Is the Prime Minister's real motivation here that he is afraid that this system might actually succeed and hurt his friends in certain key sectors or does he believe that it might not work and show that his system is no better?

The EnvironmentOral Questions

2:25 p.m.

Calgary Southwest Alberta

Conservative

Stephen Harper ConservativePrime Minister

Mr. Speaker, on the contrary, for such a system to work to control greenhouse gas emissions, there are only a limited number of options. The option undertaken by the Minister of the Environment is to establish a regulatory mechanism. The provinces of Ontario and Quebec to date have not done that. The Minister of the Environment has, which is why we are having a carbon exchange in Montreal.

The other option, of course, which Ontario and Quebec do not seem to like, is to impose carbon taxes. I can assure everyone that when I was in Europe last week nobody wanted that either.

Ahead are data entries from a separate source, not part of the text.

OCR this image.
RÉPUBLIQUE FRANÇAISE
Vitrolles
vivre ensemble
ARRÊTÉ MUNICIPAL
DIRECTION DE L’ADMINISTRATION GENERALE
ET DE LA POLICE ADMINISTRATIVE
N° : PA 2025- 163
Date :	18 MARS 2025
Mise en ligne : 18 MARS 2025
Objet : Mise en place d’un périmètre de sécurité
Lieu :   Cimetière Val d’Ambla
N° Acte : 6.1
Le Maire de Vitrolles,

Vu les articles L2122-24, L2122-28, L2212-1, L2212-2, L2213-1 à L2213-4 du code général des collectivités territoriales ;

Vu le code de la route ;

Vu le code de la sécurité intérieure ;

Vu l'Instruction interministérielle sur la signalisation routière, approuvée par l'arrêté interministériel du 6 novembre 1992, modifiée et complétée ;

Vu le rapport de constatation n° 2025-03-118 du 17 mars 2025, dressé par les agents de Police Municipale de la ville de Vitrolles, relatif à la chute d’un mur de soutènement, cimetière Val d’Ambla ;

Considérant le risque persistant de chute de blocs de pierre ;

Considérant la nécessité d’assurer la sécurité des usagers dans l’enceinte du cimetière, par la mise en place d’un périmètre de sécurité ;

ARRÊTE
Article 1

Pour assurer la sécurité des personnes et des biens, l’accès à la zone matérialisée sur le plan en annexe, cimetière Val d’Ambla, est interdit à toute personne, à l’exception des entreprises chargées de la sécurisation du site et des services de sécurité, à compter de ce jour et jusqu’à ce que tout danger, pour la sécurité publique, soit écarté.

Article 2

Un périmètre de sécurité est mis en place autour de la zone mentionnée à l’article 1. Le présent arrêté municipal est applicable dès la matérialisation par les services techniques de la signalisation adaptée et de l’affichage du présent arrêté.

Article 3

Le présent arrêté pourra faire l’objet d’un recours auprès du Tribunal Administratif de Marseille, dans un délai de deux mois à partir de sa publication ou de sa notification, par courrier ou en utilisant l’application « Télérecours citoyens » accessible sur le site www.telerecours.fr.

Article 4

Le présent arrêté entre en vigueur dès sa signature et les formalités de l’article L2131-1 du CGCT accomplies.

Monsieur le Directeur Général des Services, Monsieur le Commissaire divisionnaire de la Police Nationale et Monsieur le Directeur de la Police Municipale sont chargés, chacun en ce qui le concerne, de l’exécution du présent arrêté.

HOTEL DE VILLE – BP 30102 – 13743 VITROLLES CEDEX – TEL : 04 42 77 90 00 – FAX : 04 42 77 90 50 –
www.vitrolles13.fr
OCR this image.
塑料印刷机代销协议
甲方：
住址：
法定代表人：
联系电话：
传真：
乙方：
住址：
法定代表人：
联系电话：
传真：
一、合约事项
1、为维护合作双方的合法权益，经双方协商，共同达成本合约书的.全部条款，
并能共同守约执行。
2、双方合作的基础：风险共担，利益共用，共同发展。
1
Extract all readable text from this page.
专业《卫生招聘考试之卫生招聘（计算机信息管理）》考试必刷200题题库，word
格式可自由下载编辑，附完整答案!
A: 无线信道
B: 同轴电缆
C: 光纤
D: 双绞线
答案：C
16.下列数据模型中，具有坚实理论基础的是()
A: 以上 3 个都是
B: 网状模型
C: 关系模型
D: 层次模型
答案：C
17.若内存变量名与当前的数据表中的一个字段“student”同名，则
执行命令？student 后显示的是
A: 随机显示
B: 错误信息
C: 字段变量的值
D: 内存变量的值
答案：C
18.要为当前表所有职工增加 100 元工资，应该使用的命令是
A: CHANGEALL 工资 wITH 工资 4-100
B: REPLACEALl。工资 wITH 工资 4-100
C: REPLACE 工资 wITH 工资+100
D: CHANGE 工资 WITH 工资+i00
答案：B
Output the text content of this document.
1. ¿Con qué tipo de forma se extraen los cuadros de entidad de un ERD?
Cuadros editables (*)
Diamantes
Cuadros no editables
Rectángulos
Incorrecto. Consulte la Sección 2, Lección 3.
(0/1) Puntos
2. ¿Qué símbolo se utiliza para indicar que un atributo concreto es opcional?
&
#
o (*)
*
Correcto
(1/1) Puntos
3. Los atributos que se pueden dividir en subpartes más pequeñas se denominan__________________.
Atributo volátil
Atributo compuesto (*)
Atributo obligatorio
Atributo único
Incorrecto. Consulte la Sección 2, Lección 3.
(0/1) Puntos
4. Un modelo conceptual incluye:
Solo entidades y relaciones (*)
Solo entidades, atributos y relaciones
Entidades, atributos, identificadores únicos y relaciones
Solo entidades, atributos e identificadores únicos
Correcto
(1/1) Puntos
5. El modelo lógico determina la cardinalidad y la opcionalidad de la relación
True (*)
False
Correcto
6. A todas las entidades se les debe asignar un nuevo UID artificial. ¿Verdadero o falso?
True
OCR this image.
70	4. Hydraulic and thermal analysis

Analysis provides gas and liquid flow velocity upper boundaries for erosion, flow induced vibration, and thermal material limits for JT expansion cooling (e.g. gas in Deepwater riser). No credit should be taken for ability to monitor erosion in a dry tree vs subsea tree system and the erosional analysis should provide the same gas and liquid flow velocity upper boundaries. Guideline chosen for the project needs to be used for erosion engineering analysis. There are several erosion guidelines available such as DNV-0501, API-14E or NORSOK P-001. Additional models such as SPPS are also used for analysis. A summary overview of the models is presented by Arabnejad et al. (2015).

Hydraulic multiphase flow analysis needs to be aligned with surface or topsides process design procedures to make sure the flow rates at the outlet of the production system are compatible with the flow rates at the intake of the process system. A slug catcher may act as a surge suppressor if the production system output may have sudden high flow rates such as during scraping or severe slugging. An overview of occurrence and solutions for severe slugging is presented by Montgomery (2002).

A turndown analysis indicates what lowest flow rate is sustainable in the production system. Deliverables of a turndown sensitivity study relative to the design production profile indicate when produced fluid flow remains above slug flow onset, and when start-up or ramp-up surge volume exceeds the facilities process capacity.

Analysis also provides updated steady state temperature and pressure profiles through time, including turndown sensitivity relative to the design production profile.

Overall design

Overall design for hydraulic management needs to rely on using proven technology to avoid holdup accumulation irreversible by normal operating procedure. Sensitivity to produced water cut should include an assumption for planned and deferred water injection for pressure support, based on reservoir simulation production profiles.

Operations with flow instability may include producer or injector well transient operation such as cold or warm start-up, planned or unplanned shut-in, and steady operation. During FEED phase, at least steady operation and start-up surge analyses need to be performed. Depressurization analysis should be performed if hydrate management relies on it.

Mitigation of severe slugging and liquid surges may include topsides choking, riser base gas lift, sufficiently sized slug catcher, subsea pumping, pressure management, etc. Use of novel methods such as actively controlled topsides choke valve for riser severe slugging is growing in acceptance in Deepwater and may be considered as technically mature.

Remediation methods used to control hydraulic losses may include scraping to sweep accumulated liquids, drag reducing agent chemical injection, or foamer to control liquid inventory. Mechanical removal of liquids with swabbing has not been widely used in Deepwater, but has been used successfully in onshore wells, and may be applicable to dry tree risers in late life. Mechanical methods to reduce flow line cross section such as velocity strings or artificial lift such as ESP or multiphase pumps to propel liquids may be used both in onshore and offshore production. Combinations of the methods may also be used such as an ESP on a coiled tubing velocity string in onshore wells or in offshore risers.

The EnvironmentOral Questions

2:30 p.m.

Saint-Laurent—Cartierville Québec

Liberal

Stéphane Dion LiberalLeader of the Opposition

Mr. Speaker, why does this government always have to go on the attack? Why did the Prime Minister allow his Minister of the Environment to attack the premiers of Quebec and Ontario when they were assuming their responsibilities and simply trying to fill the leadership void left by this government?

Will the Prime Minister admit that his climate change plan is so weak that no one wants to work with him?